A brighter outlook for Social Security
Federal Reserve Chairman Alan Greenspan warned last week that the nation "will eventually have no choice but to make significant structural adjustments in the major retirement programs."
Translation: Cuts in Social Security benefits are inevitable.
But is the situation that gloomy? A number of economists argue it isn't. A hard look at the numbers suggests that Social Security isn't broken, only in need of minor adjustments.
The Social Security system is in better financial shape than it's been for most of its 67-year history, says Mark Weisbrot, an economist at the Center for Economic and Policy Research (CEPR), a Washington think tank.
Some see a conspiracy on the part of those who don't like the government retirement system.
"When you want to reform a popular system, you have to make the case it's broken," says Lawrence Thompson, a senior fellow at the Urban Institute, another Washington think tank.
Predictably, Mr. Greenspan's comments caused a political firestorm, especially since President Bush talks of tackling the Social Security issue if he wins a second term.
No one quarrels with his basic thesis: The population is aging and health costs are rising. And since the baby boomers start to retire in four years and Americans are living longer, the ratio of retirees to working people will rise in the decades ahead.
Greenspan's solution is to adjust the consumer price index (CPI) or raise the age of normal retirement to make benefits less costly. Some pundits praised the central banker for his courage.
He's just telling "the truth," Paul Gigot, chief editorial writer of the Wall Street Journal, said on public TV.
But some economists see any needed adjustments as modest, and perhaps not even needed at present. Here are their arguments.
The trustees of the Social Security administration project say that the payroll tax will provide enough revenue to cover all benefits through 2018. Then the system can draw on both payroll taxes and the Treasury bonds in its trust fund to pay all benefits through 2042.
That's a long time - long enough to weather most of the baby-boomer bulge.
At that point, if nothing is done, the payroll tax revenue would then only provide about 70 percent of promised benefits. That's not as bad as it sounds. After adjusting for inflation, the sum retirees would get in 2042 would still be well above the $900 or so a month the average retiree gets today, though less in relation to future workers.
Why? Because living standards will almost certainly rise by that time - by about 45 percent if current growth rates continue. When workers apply at retirement for Social Security, their pension is calculated as a proportion of their average pay. Future payments are indexed annually to the CPI.
To make the system fully sound for the 75-year period projected by the trustees, only an extra 0.75 percent of the nation's gross domestic product would have to be set aside to finance all promised benefits.
Thus, if the country started tomorrow, workers would have to pay an extra 1.92 percentage points in payroll tax - or about $627 a year for the average wage earner.
That's less of a tax boost than those in the 1950s, '60s, '70s, and '80s, says Mr. Weisbrot. The extra amount could be lowered by imposing the payroll tax on annual income above $87,900 - income now exempt. Repeal of the Bush tax cuts would cover the Social Security deficit three times over.

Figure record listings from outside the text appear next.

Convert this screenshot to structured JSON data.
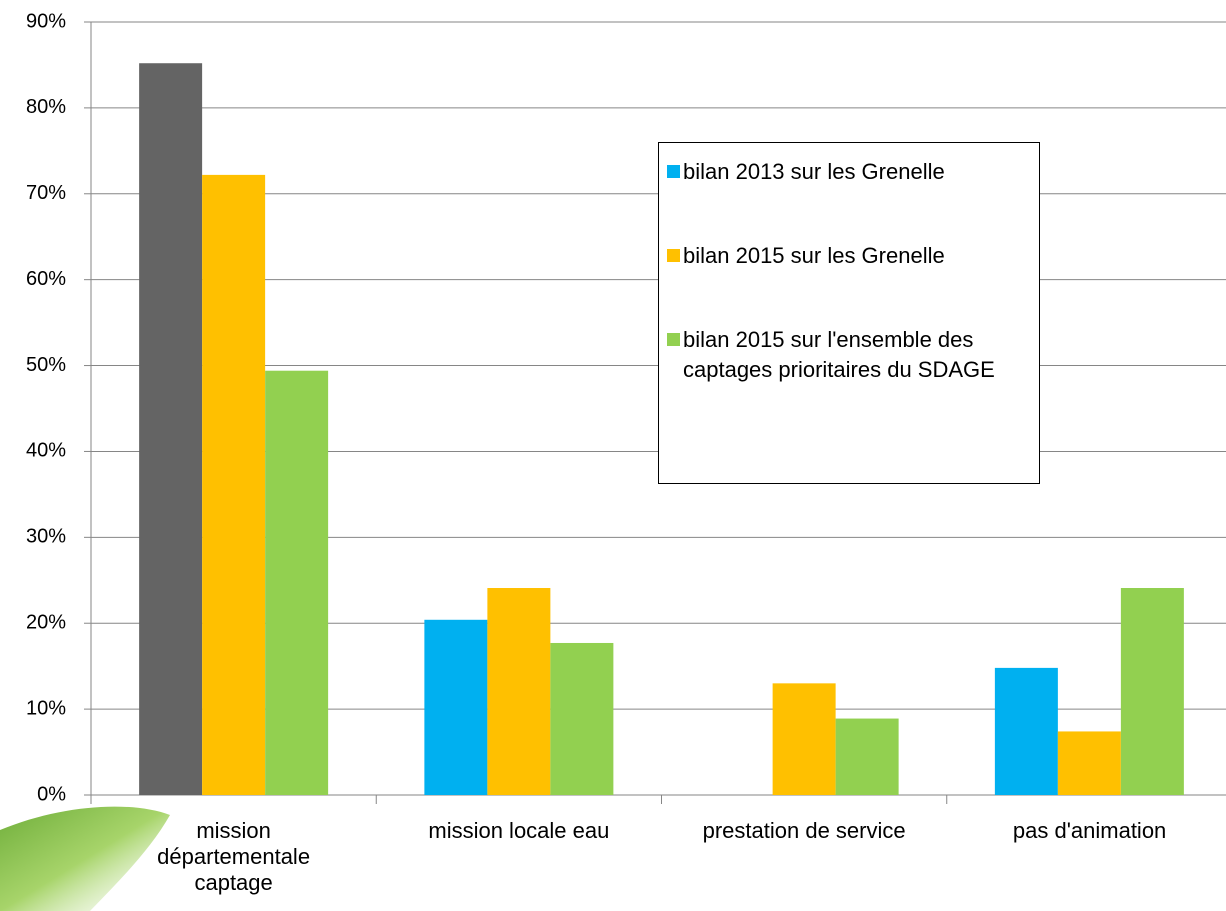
{
  "chart_data": {
    "type": "bar",
    "categories": [
      "mission départementale captage",
      "mission locale eau",
      "prestation de service",
      "pas d'animation"
    ],
    "series": [
      {
        "name": "bilan 2013 sur les Grenelle",
        "color": "#00b0f0",
        "point_colors": [
          "#646464",
          "#00b0f0",
          "#00b0f0",
          "#00b0f0"
        ],
        "values": [
          85.2,
          20.4,
          null,
          14.8
        ]
      },
      {
        "name": "bilan 2015 sur les Grenelle",
        "color": "#ffc000",
        "values": [
          72.2,
          24.1,
          13.0,
          7.4
        ]
      },
      {
        "name": "bilan 2015 sur l'ensemble des captages prioritaires du SDAGE",
        "color": "#92d050",
        "values": [
          49.4,
          17.7,
          8.9,
          24.1
        ]
      }
    ],
    "ylim": [
      0,
      90
    ],
    "yticks": [
      {
        "value": 0,
        "label": "0%"
      },
      {
        "value": 10,
        "label": "10%"
      },
      {
        "value": 20,
        "label": "20%"
      },
      {
        "value": 30,
        "label": "30%"
      },
      {
        "value": 40,
        "label": "40%"
      },
      {
        "value": 50,
        "label": "50%"
      },
      {
        "value": 60,
        "label": "60%"
      },
      {
        "value": 70,
        "label": "70%"
      },
      {
        "value": 80,
        "label": "80%"
      },
      {
        "value": 90,
        "label": "90%"
      }
    ],
    "grid": true
  }
}
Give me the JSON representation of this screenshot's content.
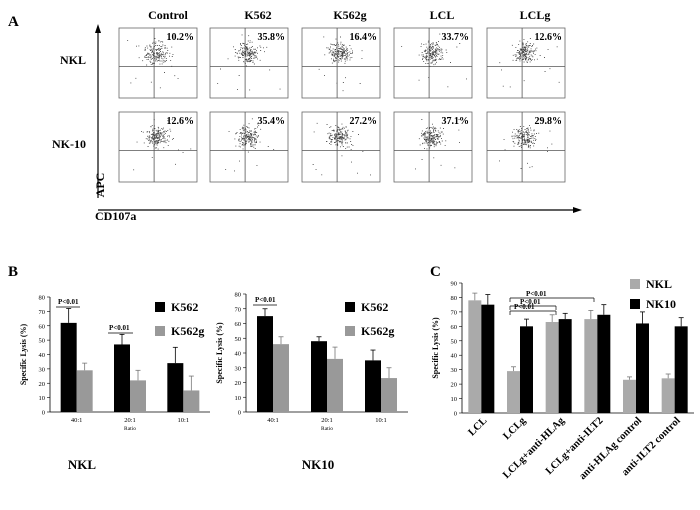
{
  "panel_a": {
    "letter": "A",
    "columns": [
      "Control",
      "K562",
      "K562g",
      "LCL",
      "LCLg"
    ],
    "rows": [
      {
        "label": "NKL",
        "percents": [
          "10.2%",
          "35.8%",
          "16.4%",
          "33.7%",
          "12.6%"
        ]
      },
      {
        "label": "NK-10",
        "percents": [
          "12.6%",
          "35.4%",
          "27.2%",
          "37.1%",
          "29.8%"
        ]
      }
    ],
    "y_axis_label": "APC",
    "x_axis_label": "CD107a"
  },
  "chart_data": [
    {
      "panel": "B",
      "type": "bar",
      "subtitle": "NKL",
      "ylabel": "Specific Lysis (%)",
      "xlabel": "Ratio",
      "ylim": [
        0,
        80
      ],
      "yticks": [
        0,
        10,
        20,
        30,
        40,
        50,
        60,
        70,
        80
      ],
      "categories": [
        "40:1",
        "20:1",
        "10:1"
      ],
      "series": [
        {
          "name": "K562",
          "color": "#000000",
          "values": [
            62,
            47,
            34
          ],
          "errors": [
            10,
            7,
            11
          ]
        },
        {
          "name": "K562g",
          "color": "#999999",
          "values": [
            29,
            22,
            15
          ],
          "errors": [
            5,
            7,
            10
          ]
        }
      ],
      "annotations": [
        {
          "text": "P<0.01",
          "category": "40:1"
        },
        {
          "text": "P<0.01",
          "category": "20:1"
        }
      ],
      "legend": "top-right"
    },
    {
      "panel": "",
      "type": "bar",
      "subtitle": "NK10",
      "ylabel": "Specific Lysis (%)",
      "xlabel": "Ratio",
      "ylim": [
        0,
        80
      ],
      "yticks": [
        0,
        10,
        20,
        30,
        40,
        50,
        60,
        70,
        80
      ],
      "categories": [
        "40:1",
        "20:1",
        "10:1"
      ],
      "series": [
        {
          "name": "K562",
          "color": "#000000",
          "values": [
            65,
            48,
            35
          ],
          "errors": [
            5,
            3,
            7
          ]
        },
        {
          "name": "K562g",
          "color": "#999999",
          "values": [
            46,
            36,
            23
          ],
          "errors": [
            5,
            8,
            7
          ]
        }
      ],
      "annotations": [
        {
          "text": "P<0.01",
          "category": "40:1"
        }
      ],
      "legend": "top-right"
    },
    {
      "panel": "C",
      "type": "bar",
      "ylabel": "Specific Lysis (%)",
      "ylim": [
        0,
        90
      ],
      "yticks": [
        0,
        10,
        20,
        30,
        40,
        50,
        60,
        70,
        80,
        90
      ],
      "categories": [
        "LCL",
        "LCLg",
        "LCLg+anti-HLAg",
        "LCLg+anti-ILT2",
        "anti-HLAg control",
        "anti-ILT2 control"
      ],
      "series": [
        {
          "name": "NKL",
          "color": "#aaaaaa",
          "values": [
            78,
            29,
            63,
            65,
            23,
            24
          ],
          "errors": [
            5,
            3,
            5,
            6,
            2,
            3
          ]
        },
        {
          "name": "NK10",
          "color": "#000000",
          "values": [
            75,
            60,
            65,
            68,
            62,
            60
          ],
          "errors": [
            7,
            5,
            4,
            7,
            8,
            6
          ]
        }
      ],
      "annotations": [
        {
          "text": "P<0.01",
          "from": "LCLg",
          "to": "LCLg+anti-HLAg"
        },
        {
          "text": "P<0.01",
          "from": "LCLg",
          "to": "LCLg+anti-HLAg"
        },
        {
          "text": "P<0.01",
          "from": "LCLg",
          "to": "LCLg+anti-ILT2"
        }
      ],
      "legend": "top-right"
    }
  ]
}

In future decades, children will be a smaller proportion of the population. So education costs should be reduced.
"We can afford these benefits," says Mr. Thompson.
Greenspan headed a Social Security commission that in 1983 recommended raising payroll taxes sufficiently to create a surplus to guarantee baby boomers funding for their pensions. Congress agreed. By 2012, payroll taxes will have raised $3.5 trillion in revenues more than paid out in benefits.

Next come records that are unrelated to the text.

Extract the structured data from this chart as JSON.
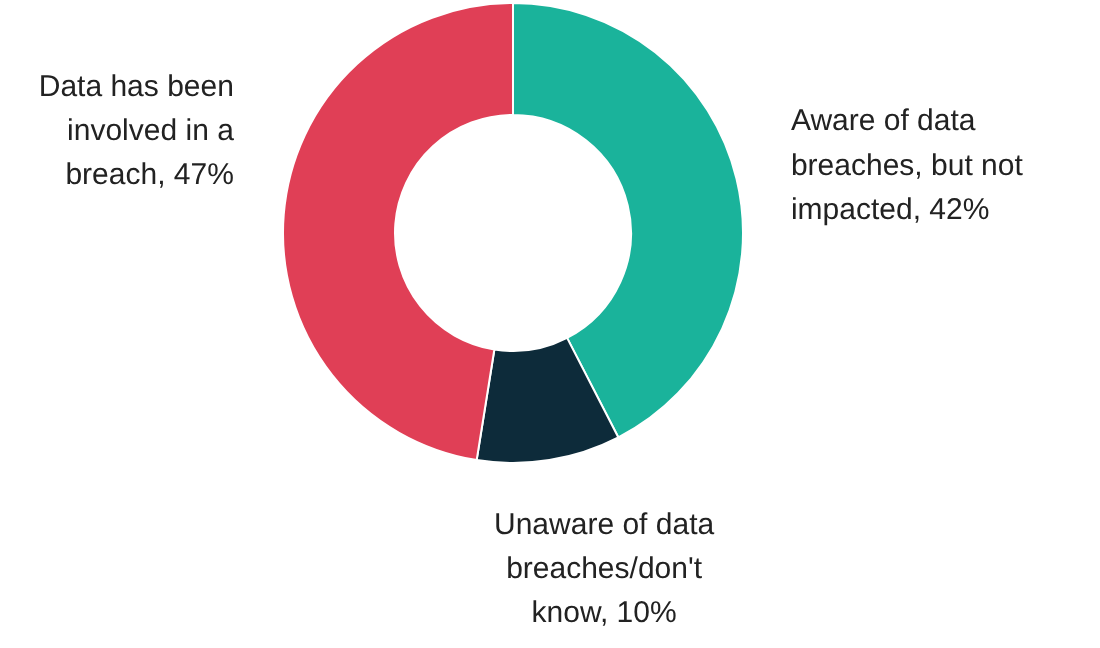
{
  "chart_data": {
    "type": "donut",
    "categories": [
      "Aware of data breaches, but not impacted",
      "Unaware of data breaches/don't know",
      "Data has been involved in a breach"
    ],
    "values": [
      42,
      10,
      47
    ],
    "value_labels": [
      "42%",
      "10%",
      "47%"
    ],
    "colors": [
      "#1ab39b",
      "#0d2b3a",
      "#e03f56"
    ]
  }
}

But Congress so far has used the surplus for tax cuts, defense, and other federal spending. In return, the Social Security Trust Fund has got more IOU's - Treasury bonds.
Some critics of Social Security question whether the bonds held in trust will be redeemed. But with retirees making up a larger proportion of voting Americans than even now, it's unlikely Congress would risk their wrath by not redeeming those bonds - or by weakening Social Security.
Including costs of medical help for retirees complicates the question of "generational equity" - whether working people face too high a burden taking care of retirees in the future. Medicare isn't in as good financial shape as Social Security.
Using assumptions of the Social Security trustees on demography and on productivity gains, Thompson conservatively calculates that workers would see their wages increase 31 percent by 2030 (after tax increases and out-of-pocket health spending).
Average wages, in 2003 dollars, would be $40,092, up from $30,601 in 2003. If payroll taxes were raised now to balance the two programs, workers would still be 21 percent better off.
Social Security pension benefits would rise to $11,034, up 10 percent from $9,999 in 2003. But retirees would get a smaller share of economic gains.
So workers would be able to support their elders in coming decades and still enjoy a steady rise in their living standards.